David Williams
Dr. David R. Williams is the Florence and Laura Norman Professor of Public Health and Chair, Department of Social and Behavioral Sciences, at Harvard’s T.H. Chan School of Public Health. He is also Professor of African and African American Studies at Harvard University. His prior faculty appointments were at Yale University and the University of Michigan. He holds an MPH from Loma Linda University and a PhD in sociology from the University of Michigan.
The author of more than 500 scientific papers, his research has enhanced our understanding of the ways in which race, socioeconomic status, stress, racism, health behavior and religious involvement can affect physical and mental health. The Everyday Discrimination Scale that he developed is the most widely used measure of discrimination in health studies.
He was elected to the National Academy of Medicine in 2001, the American Academy of Arts and Sciences in 2007, and the National Academy of Sciences in 2019. He has received Distinguished Contribution Awards from the American Sociological Association, the American Psychological Association and the New York Academy of Medicine. He was ranked as the Most Cited Black Scholar in the Social Sciences in 2008. In 2014, Thomson Reuters ranked him as one of the World’s Most Influential Scientific Minds.

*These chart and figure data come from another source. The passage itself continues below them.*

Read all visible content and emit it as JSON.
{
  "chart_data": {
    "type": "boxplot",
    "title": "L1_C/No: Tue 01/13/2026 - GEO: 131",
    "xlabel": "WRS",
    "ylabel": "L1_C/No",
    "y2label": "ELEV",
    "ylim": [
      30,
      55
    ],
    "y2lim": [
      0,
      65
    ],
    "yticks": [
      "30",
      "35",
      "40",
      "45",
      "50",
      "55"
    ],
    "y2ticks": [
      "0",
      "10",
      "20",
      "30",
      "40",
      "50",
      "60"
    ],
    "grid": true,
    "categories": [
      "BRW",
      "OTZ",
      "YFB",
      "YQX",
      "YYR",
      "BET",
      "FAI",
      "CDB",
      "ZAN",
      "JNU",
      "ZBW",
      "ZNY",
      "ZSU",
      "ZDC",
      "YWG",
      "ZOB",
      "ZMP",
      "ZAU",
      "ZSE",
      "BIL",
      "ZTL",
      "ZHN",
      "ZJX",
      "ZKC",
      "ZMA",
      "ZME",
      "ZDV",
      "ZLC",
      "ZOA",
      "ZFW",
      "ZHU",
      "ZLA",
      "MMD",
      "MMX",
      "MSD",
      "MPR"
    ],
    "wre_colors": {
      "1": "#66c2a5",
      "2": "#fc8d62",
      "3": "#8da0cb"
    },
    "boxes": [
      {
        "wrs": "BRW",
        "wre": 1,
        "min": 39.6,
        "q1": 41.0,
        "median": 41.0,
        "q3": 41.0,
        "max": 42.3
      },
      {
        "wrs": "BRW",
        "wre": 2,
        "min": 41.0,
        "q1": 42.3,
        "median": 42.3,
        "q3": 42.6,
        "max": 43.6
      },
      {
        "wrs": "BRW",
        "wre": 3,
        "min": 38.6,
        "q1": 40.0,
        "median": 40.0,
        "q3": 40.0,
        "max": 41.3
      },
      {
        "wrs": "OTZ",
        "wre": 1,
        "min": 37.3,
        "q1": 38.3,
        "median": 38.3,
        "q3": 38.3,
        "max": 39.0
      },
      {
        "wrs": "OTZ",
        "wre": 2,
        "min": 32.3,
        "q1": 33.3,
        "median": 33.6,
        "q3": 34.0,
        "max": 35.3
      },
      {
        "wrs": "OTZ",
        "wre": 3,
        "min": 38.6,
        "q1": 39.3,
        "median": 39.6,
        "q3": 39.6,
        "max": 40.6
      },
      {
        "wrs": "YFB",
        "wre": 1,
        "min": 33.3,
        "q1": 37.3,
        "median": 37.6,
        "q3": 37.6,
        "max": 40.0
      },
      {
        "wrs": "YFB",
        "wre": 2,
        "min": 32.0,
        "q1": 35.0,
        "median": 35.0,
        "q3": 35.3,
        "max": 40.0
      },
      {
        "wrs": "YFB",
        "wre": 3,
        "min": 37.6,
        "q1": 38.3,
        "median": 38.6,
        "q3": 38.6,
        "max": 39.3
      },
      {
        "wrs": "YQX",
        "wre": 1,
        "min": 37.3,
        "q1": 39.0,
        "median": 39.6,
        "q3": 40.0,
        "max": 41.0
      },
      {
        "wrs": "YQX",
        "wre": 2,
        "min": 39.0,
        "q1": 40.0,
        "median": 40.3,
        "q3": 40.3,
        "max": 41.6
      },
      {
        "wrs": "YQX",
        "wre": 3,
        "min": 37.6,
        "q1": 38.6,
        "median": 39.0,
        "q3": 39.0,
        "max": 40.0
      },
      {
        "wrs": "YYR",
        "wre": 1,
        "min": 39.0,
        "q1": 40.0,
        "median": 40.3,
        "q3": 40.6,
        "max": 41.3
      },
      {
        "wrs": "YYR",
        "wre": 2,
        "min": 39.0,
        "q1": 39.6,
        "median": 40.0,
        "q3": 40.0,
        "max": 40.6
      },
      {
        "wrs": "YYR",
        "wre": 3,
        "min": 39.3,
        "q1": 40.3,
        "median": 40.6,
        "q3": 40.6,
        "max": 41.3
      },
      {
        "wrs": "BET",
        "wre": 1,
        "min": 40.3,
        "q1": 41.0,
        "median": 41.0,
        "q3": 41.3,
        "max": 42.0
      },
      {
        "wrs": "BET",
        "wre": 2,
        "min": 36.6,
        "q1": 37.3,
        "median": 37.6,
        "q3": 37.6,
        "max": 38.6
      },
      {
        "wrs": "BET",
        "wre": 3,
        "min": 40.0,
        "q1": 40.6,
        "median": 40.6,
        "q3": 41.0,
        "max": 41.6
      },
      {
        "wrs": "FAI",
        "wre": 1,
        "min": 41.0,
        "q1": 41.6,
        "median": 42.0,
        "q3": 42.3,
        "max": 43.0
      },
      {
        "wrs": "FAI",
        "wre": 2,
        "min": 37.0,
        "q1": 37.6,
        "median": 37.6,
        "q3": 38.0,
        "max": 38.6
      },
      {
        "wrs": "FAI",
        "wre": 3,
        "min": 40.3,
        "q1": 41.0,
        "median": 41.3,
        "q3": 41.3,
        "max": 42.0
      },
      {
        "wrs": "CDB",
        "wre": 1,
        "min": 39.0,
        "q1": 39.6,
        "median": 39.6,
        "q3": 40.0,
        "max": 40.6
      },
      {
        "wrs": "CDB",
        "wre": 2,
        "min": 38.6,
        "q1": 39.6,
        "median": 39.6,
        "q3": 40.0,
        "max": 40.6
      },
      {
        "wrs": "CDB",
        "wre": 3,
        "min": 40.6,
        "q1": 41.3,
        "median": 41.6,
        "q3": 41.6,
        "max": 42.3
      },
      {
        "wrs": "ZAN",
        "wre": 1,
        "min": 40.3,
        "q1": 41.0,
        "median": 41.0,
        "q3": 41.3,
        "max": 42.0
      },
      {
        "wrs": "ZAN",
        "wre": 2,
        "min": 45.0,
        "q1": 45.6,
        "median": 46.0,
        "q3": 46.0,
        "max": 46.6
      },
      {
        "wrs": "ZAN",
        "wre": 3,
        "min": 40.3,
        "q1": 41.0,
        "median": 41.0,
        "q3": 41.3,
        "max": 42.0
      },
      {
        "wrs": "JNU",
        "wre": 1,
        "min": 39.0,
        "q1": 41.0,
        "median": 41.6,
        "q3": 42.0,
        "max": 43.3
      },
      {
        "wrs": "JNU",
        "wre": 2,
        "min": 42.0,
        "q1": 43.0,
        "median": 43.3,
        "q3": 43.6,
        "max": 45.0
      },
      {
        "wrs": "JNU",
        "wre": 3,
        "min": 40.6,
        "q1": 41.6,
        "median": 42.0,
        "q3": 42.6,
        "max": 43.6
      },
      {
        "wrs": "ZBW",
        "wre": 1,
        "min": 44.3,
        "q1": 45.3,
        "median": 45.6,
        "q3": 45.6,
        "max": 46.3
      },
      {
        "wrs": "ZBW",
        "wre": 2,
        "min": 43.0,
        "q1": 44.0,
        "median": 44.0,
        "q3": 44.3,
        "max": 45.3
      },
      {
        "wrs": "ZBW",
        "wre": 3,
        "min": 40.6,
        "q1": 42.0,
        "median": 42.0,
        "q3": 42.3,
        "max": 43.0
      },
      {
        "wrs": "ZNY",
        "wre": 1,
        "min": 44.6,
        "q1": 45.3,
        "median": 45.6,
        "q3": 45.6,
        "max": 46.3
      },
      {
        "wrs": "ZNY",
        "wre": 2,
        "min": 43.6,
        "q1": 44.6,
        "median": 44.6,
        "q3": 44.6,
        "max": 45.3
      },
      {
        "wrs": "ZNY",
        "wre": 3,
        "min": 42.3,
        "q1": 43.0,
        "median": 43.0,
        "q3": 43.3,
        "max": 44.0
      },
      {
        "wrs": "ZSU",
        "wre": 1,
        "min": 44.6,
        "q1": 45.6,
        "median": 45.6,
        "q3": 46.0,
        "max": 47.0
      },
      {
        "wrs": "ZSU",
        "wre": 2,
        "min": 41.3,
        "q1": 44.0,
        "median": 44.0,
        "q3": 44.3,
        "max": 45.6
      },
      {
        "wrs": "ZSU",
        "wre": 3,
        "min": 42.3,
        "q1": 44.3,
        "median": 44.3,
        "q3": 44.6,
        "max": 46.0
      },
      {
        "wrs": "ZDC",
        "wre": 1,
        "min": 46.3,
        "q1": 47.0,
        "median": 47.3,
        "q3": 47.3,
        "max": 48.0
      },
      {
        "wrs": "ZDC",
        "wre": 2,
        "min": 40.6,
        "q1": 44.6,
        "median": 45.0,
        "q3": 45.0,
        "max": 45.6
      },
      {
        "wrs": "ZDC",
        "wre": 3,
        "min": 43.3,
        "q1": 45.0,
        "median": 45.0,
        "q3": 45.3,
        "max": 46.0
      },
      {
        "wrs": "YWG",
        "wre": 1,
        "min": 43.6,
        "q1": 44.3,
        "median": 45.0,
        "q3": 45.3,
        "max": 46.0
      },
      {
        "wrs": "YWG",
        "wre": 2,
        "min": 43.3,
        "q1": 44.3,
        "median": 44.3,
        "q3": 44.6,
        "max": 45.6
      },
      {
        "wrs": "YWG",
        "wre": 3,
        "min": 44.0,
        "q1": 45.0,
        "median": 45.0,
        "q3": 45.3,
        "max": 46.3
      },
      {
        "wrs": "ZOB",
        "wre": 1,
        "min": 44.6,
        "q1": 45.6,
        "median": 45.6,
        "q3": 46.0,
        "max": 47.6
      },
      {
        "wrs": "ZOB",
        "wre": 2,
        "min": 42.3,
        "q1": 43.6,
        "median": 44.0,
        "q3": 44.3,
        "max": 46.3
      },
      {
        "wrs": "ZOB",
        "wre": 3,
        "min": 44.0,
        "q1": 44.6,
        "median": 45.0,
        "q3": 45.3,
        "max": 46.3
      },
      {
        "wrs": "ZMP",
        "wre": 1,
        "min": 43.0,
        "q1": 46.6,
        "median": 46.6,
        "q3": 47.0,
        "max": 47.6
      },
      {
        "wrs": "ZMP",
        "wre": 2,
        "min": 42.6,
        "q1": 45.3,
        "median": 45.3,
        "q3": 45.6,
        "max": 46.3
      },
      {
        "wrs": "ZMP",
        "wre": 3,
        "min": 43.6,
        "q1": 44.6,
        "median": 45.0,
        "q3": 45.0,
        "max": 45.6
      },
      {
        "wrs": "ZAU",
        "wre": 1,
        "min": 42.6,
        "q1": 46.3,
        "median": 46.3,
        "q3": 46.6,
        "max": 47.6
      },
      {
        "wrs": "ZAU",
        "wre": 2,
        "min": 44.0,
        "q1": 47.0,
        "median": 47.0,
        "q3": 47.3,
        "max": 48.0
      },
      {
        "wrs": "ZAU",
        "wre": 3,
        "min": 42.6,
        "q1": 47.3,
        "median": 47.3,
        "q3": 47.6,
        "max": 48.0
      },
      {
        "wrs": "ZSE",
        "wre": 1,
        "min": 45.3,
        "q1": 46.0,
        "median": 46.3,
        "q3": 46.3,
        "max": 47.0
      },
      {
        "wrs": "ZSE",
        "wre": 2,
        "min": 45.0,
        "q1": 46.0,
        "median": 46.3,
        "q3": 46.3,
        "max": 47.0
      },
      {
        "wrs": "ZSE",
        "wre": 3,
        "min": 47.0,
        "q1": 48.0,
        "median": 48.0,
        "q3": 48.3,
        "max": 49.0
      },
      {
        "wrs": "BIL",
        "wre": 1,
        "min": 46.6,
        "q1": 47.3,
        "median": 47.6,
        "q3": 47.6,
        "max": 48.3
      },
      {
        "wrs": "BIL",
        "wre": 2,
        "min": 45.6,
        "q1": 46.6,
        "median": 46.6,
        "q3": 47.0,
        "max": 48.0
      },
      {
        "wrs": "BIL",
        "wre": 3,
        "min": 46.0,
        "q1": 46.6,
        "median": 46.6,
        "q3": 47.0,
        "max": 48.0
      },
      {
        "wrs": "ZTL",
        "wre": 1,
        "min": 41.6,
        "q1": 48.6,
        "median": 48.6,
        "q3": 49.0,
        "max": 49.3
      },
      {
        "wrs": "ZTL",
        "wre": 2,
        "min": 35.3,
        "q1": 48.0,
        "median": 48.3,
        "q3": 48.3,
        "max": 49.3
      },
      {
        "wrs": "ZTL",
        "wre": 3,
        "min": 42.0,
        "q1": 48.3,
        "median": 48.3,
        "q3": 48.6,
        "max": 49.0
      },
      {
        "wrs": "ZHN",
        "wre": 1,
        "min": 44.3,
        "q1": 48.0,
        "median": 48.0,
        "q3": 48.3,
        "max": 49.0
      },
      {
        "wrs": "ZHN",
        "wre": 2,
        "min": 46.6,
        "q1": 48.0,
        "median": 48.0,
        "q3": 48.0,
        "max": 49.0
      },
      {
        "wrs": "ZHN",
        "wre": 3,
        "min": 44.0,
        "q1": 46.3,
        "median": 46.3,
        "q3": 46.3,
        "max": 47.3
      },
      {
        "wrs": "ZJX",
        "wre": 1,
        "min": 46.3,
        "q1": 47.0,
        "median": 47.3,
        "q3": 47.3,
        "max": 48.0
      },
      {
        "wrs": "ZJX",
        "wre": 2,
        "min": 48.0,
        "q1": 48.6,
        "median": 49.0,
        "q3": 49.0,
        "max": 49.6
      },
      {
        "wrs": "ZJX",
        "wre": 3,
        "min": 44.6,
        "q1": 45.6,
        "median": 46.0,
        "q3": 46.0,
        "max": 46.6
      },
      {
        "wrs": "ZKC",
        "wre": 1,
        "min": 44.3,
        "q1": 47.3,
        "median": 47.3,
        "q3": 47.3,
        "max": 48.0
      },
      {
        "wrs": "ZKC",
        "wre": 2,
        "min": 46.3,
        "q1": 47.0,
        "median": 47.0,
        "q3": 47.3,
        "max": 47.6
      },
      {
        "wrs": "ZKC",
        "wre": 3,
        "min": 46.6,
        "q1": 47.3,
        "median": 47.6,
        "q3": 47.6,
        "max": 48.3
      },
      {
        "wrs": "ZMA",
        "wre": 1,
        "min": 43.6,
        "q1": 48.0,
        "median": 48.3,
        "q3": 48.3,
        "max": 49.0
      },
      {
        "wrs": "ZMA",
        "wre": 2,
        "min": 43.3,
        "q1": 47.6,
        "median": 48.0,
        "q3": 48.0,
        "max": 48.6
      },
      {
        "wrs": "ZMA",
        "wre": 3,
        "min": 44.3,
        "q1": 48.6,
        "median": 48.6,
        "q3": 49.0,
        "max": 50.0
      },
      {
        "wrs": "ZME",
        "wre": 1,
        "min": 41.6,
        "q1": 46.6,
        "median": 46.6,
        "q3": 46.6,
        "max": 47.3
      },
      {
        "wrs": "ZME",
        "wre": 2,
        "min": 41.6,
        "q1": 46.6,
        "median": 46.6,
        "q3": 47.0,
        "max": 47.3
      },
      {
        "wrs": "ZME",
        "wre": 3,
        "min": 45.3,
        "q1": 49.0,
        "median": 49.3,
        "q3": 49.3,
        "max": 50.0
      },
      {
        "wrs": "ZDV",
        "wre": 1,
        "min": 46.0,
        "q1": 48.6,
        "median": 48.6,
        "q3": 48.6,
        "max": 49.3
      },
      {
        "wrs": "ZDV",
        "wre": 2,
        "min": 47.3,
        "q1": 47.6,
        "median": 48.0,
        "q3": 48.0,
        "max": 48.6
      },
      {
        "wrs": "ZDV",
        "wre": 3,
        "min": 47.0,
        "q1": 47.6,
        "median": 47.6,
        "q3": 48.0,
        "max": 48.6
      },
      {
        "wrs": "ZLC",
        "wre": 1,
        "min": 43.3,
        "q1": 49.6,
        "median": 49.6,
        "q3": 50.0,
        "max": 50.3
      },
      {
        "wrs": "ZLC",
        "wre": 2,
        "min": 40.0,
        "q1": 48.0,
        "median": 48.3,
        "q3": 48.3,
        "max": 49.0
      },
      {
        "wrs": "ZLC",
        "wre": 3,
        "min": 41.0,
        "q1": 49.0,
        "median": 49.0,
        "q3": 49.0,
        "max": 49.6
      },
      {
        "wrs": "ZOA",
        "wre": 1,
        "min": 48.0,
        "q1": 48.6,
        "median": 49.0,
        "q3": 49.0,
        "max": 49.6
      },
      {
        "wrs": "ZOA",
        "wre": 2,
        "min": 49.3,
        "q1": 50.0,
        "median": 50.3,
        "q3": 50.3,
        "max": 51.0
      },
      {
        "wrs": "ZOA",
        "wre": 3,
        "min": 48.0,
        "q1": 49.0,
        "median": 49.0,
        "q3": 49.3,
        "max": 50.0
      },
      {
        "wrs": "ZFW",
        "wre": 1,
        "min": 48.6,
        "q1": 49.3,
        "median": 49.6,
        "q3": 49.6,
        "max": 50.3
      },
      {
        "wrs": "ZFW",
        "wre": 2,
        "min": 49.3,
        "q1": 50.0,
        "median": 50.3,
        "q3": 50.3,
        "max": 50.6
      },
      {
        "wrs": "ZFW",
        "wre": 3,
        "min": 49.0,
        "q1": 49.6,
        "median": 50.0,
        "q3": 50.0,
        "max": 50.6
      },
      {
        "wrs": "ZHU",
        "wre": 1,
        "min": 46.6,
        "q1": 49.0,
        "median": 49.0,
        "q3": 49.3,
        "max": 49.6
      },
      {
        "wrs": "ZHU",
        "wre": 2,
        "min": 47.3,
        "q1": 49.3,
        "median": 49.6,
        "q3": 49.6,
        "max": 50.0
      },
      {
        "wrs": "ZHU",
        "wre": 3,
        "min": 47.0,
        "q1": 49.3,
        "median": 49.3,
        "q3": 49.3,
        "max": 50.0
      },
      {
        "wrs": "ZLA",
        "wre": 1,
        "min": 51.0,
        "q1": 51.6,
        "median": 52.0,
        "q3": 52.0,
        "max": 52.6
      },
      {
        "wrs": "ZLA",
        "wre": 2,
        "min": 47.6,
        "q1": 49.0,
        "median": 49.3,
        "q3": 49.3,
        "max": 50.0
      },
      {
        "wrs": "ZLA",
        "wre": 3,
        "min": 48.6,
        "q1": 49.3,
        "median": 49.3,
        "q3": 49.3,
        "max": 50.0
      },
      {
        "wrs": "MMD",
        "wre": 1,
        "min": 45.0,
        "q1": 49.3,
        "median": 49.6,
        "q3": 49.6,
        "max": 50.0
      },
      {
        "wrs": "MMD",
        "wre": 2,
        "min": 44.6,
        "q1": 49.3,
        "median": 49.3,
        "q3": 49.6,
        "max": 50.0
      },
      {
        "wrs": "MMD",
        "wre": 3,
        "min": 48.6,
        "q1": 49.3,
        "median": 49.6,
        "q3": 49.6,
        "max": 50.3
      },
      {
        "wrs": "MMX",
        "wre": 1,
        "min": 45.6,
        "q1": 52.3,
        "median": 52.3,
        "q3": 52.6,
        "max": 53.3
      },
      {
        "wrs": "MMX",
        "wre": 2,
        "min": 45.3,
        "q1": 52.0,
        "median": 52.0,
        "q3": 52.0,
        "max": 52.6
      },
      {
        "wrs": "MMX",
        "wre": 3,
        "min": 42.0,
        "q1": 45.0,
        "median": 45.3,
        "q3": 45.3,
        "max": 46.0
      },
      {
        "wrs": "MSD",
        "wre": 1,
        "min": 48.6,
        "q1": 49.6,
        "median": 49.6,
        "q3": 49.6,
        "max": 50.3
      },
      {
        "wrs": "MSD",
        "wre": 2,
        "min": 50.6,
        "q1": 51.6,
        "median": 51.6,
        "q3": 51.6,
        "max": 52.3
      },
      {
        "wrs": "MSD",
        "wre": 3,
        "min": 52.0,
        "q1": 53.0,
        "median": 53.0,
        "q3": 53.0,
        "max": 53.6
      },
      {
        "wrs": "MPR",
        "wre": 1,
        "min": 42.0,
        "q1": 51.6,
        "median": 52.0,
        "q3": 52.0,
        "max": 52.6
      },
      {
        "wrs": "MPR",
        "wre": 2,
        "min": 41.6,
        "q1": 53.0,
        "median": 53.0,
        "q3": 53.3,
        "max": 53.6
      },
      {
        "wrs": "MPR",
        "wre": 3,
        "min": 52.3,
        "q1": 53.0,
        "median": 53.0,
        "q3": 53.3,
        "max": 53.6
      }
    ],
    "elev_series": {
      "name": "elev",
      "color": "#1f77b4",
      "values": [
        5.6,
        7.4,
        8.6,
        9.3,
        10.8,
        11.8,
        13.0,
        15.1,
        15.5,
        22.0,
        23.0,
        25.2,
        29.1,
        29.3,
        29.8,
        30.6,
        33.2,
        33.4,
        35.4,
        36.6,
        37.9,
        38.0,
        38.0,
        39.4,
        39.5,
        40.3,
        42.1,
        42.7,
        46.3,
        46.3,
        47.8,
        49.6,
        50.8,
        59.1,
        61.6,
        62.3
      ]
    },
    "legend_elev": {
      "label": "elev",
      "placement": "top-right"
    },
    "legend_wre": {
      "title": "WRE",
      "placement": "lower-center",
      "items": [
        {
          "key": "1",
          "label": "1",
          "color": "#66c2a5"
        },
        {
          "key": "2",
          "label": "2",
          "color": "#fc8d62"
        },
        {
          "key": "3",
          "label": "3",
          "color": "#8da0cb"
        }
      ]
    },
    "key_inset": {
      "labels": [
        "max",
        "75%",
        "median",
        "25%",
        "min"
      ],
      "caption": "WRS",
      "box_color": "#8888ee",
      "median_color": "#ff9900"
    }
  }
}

He has played a visible, national leadership role in raising awareness levels of inequities in health and interventions to address them. He has served on multiple national advisory committees (including 10 Committees for the National Academy of Sciences), as the staff director of the Robert Wood Johnson Foundation Commission to Build a Healthier America and as a key scientific advisor to the award-winning PBS film series, Unnatural Causes: Is inequality Making Us Sick? His research has been featured in the national print and television media and in his TED Talk.